パンデミック以降、N Yの路上で亡くなるホームレスの数が急増したそうだ。そりゃそうだろう。明日は我が身、毎日地下鉄でお金を懇願する彼らに何かしてあげたいとは思ってもなかなかできないのが現実だったりする。

その亡くなった原因に「薬」が一番多いと言う記事を読んだ。心臓発作が多いそうだ。零下の街に薄い毛布にくるまり路上にいる彼らの姿がふと目に浮かぶ。この街にある危ない橋は一旦渡ると戻れない。出所は寂しさだったり夢と現実の落差だったり家族との不和だったり起業の失敗だったり。みんな大概その果てにある社会からの断絶という「孤独」と戦っている。

真昼の月

「ウォッカとテキーラとジンとそれから、、、、、」

彼女はかなりゆっくり防弾ガラス越しの陳列棚を見渡しながらオーダーを続けている。後からその酒屋に入った僕は先に待ってる親父さんと軽く目配せをした。のらりくらり酒を選ぶその女性のことを彼は「しょうがないさ」とでも言うように手を広げる仕草をしてふっと笑った。

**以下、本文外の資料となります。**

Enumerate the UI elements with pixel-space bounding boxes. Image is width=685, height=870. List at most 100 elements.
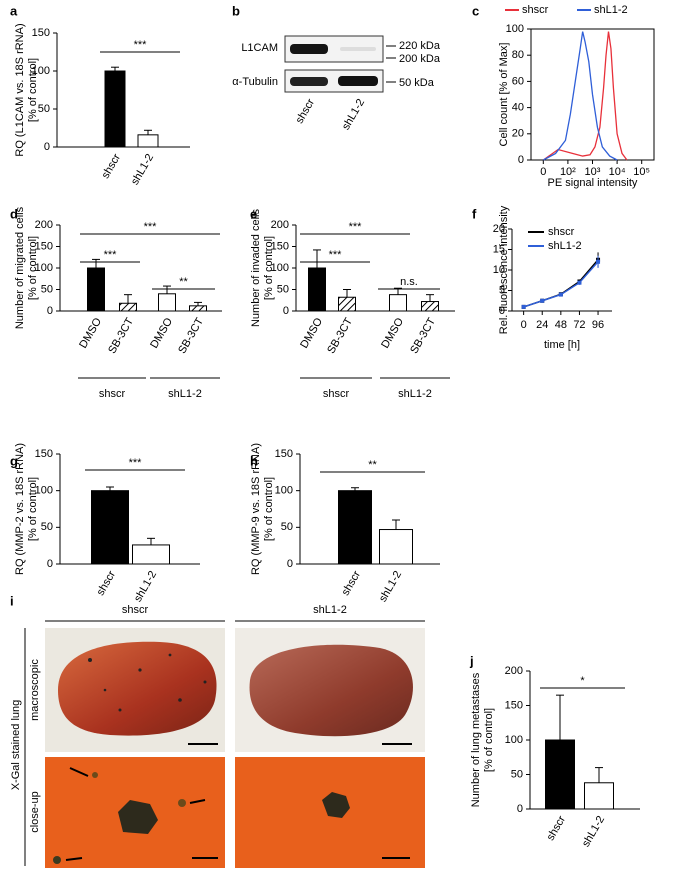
lane-label: shL1-2 [340, 97, 367, 132]
y-tick-label: 50 [277, 283, 289, 295]
bar [189, 305, 207, 312]
significance-label: n.s. [400, 276, 418, 288]
y-tick-label: 0 [499, 305, 505, 317]
x-tick-label: DMSO [379, 316, 406, 351]
marker [521, 304, 526, 309]
legend-label: shscr [522, 4, 549, 16]
y-tick-label: 200 [271, 219, 289, 231]
x-tick-label: SB-3CT [176, 316, 206, 356]
y-tick-label: 100 [32, 65, 50, 77]
significance-label: ** [179, 276, 188, 288]
lung [58, 641, 217, 736]
bar [421, 301, 439, 312]
y-tick-label: 0 [47, 305, 53, 317]
y-tick-label: 100 [275, 485, 293, 497]
y-tick-label: 15 [493, 243, 505, 255]
y-tick-label: 100 [35, 262, 53, 274]
y-tick-label: 50 [511, 768, 523, 780]
bar [137, 134, 159, 148]
bar [87, 267, 105, 312]
x-tick-label: 24 [536, 319, 548, 331]
panel-letter: c [472, 3, 479, 18]
x-tick-label: 96 [592, 319, 604, 331]
marker-label: 220 kDa [399, 40, 441, 52]
y-axis-label: Number of invaded cells [250, 209, 262, 328]
y-axis-label: Number of migrated cells [14, 206, 26, 329]
blot-band [338, 76, 378, 86]
x-tick-label: DMSO [77, 316, 104, 351]
y-tick-label: 100 [505, 734, 523, 746]
significance-label: *** [134, 39, 148, 51]
bar [379, 529, 413, 565]
y-tick-label: 0 [283, 305, 289, 317]
x-tick-label: shL1-2 [129, 152, 156, 187]
y-tick-label: 80 [512, 49, 524, 61]
bar [338, 296, 356, 312]
x-tick-label: shscr [100, 152, 124, 181]
y-axis-label: [% of control] [263, 477, 275, 541]
x-tick-label: shscr [340, 569, 364, 598]
panel-letter: i [10, 593, 14, 608]
y-tick-label: 20 [512, 128, 524, 140]
series-line [523, 261, 599, 308]
group-label: shscr [323, 388, 350, 400]
bar [389, 294, 407, 312]
band-label: L1CAM [241, 42, 278, 54]
y-tick-label: 0 [287, 558, 293, 570]
row-label: close-up [29, 791, 41, 833]
x-tick-label: 10² [560, 166, 576, 178]
y-axis-label: [% of control] [27, 58, 39, 122]
blot-band-panel [284, 69, 384, 93]
group-label: shL1-2 [398, 388, 432, 400]
blot-band [290, 77, 328, 86]
panel-letter: j [469, 653, 474, 668]
y-tick-label: 50 [41, 521, 53, 533]
y-tick-label: 50 [41, 283, 53, 295]
panel-letter: b [232, 3, 240, 18]
y-axis-label: [% of control] [27, 236, 39, 300]
group-label: shscr [99, 388, 126, 400]
y-tick-label: 150 [32, 27, 50, 39]
y-axis-label: [% of control] [27, 477, 39, 541]
bar [91, 490, 129, 565]
legend-label: shL1-2 [594, 4, 628, 16]
series-line [542, 31, 618, 161]
y-axis-label: RQ (L1CAM vs. 18S rRNA) [14, 23, 26, 156]
y-tick-label: 40 [512, 102, 524, 114]
y-tick-label: 150 [35, 448, 53, 460]
y-tick-label: 0 [44, 141, 50, 153]
lung [249, 644, 413, 737]
x-tick-label: 72 [573, 319, 585, 331]
panel-letter: d [10, 206, 18, 221]
x-tick-label: 10³ [585, 166, 601, 178]
y-axis-label: Number of lung metastases [470, 672, 482, 807]
legend-label: shL1-2 [548, 240, 582, 252]
bar [119, 302, 137, 312]
y-axis-label: Cell count [% of Max] [498, 43, 510, 147]
significance-label: * [580, 675, 585, 687]
column-label: shL1-2 [313, 604, 347, 616]
bar [584, 782, 614, 810]
significance-label: *** [144, 221, 158, 233]
y-tick-label: 100 [271, 262, 289, 274]
y-tick-label: 100 [506, 23, 524, 35]
y-tick-label: 20 [493, 223, 505, 235]
bar [308, 267, 326, 312]
x-tick-label: 48 [555, 319, 567, 331]
x-tick-label: SB-3CT [106, 316, 136, 356]
photo-panel: i shscr shL1-2 X-Gal stained lung macros… [10, 593, 425, 868]
x-tick-label: 0 [521, 319, 527, 331]
x-tick-label: shL1-2 [580, 814, 607, 849]
x-tick-label: shscr [545, 814, 569, 843]
marker [540, 298, 545, 303]
y-tick-label: 50 [38, 103, 50, 115]
y-tick-label: 0 [517, 803, 523, 815]
marker-label: 200 kDa [399, 53, 441, 65]
y-tick-label: 50 [281, 521, 293, 533]
panel-letter: g [10, 453, 18, 468]
significance-label: *** [329, 249, 343, 261]
series-line [523, 259, 599, 308]
bar [158, 293, 176, 312]
x-tick-label: DMSO [148, 316, 175, 351]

「支払いは、え?  よく聞こえない。え?  デビットカード?  クレジットじゃダメなの?  どういうこと?  何言ってるのかよくわかんない」

また親父さんは僕に目配せする。おそらくそのアフリカ系の若い女性はかなり前からこうやって酒を選んでいて、親父さんはすぐに終わると思って宝くじを買いに来ただけなのに、彼女が終わるのをずっと待ってる、そんなところか。

よくある光景

「デビット、デビット、(デビットカード=利用と同時に自分の銀行口座から利用額が引落とされるカード)あったかしら?」

ああ、この調子だとまだ当分はかかりそうだ。

「袋はちゃんと破れないのに入れなさいよ」
「1ドル。買ったやつはおまけで紙袋に全部入れた。でも丈夫な布袋は1ドルだよ」

最近顔なじみになった中国人の若い店員さんはそう言うと、それを意味不明だとばかりにまた彼女の特有の「は〜!」が出た。